Should have tackled this in my other post. But, let me approach this question from two angles.
Is it worth paying $20K for any DB or DB support? If it would save you 1/10th of an engineer per year, it becomes immediately worth. That means, can you avoid 5 weeks of one SWE by using a DB designed to better suit your dataset? If the answer is yes (and most cases it is), then absolutely that price is worth. See my blog post about how much money it must be costing big companies building their graph layers.
Second part is, is Dgraph worth paying for compared to Neo or others? Note that the price is for our enterprise features and support. Not for using the DB itself. Many companies run a 6-node or a 12-node distributed/replicated Dgraph cluster and we only learn that much later when they're close to pushing it into production and need support. They don't need to pay for it, the distributed/replicated/transactional architecture of Dgraph is all open source.
How much would it cost if one were to run a distributed/replicated setup of another graph DB? Is it even possible, can it execute and perform well? And, when you add support to that, what's the cost?

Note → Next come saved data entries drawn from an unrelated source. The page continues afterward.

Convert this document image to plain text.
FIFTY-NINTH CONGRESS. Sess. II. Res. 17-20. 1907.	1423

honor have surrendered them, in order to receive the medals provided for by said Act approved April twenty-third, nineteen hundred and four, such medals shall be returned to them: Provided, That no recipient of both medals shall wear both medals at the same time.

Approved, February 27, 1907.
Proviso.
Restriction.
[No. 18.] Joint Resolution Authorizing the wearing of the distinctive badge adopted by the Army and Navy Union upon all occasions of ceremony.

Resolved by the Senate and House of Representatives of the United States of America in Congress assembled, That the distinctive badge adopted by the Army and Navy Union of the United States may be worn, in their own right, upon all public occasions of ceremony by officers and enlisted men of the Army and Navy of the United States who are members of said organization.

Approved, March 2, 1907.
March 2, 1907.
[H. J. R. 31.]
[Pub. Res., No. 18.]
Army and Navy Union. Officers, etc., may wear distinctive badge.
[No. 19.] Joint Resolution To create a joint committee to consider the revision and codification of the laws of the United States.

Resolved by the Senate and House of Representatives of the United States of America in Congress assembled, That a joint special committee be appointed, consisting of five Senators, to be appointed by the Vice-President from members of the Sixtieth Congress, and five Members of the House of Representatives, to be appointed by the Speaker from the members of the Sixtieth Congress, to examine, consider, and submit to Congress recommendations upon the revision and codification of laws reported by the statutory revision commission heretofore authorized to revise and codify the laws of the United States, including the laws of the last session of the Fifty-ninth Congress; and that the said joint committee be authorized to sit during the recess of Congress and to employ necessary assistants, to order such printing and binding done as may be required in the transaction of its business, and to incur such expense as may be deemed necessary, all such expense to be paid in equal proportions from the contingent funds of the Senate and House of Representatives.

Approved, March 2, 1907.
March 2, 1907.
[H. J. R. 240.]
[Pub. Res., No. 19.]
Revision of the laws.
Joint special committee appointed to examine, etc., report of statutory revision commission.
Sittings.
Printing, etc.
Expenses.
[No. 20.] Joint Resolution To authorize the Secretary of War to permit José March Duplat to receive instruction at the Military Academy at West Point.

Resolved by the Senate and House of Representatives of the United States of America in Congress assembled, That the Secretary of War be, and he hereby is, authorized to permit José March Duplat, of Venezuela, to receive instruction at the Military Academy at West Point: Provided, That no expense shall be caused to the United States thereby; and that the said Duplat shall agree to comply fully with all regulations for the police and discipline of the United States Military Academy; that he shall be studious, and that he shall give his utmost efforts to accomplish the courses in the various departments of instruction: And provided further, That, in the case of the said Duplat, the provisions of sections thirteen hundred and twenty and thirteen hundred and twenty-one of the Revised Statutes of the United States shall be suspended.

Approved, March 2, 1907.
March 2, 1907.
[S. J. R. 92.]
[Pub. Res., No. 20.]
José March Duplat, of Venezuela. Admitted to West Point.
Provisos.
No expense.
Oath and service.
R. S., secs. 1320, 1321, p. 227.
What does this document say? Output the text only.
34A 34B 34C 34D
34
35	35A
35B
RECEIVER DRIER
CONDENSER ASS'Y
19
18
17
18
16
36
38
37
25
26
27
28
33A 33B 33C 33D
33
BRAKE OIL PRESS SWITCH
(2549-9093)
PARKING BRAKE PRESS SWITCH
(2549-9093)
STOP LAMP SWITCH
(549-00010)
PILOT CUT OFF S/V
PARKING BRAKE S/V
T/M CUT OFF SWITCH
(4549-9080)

I have no doubt, when you consider the factors of scalability, Dgraph comes out much cheaper.
I haven't looked at DGraph much but if they are trying to store the graph in a distributed manner then the use-cases will be different.
From experience, using GrapheneDB/Neo4j takes much less than 1/10th of an engineer / year to manage, so unless your data doesn't fit in 1 box you'd be better off with Neo4j
20k per year seems like an incredibly reasonable price for a managed distributed cloud store, especially when considering maintenance cost.
This ignores second-order effects.
Is it worth limiting yourself to an ecosystem with only users who are ok paying $20k per year, with "open source" development but all development activity done by one company that is trying to make a profit off something unproven, and then tie your core business data to it? Maybe. Not so clear cut though.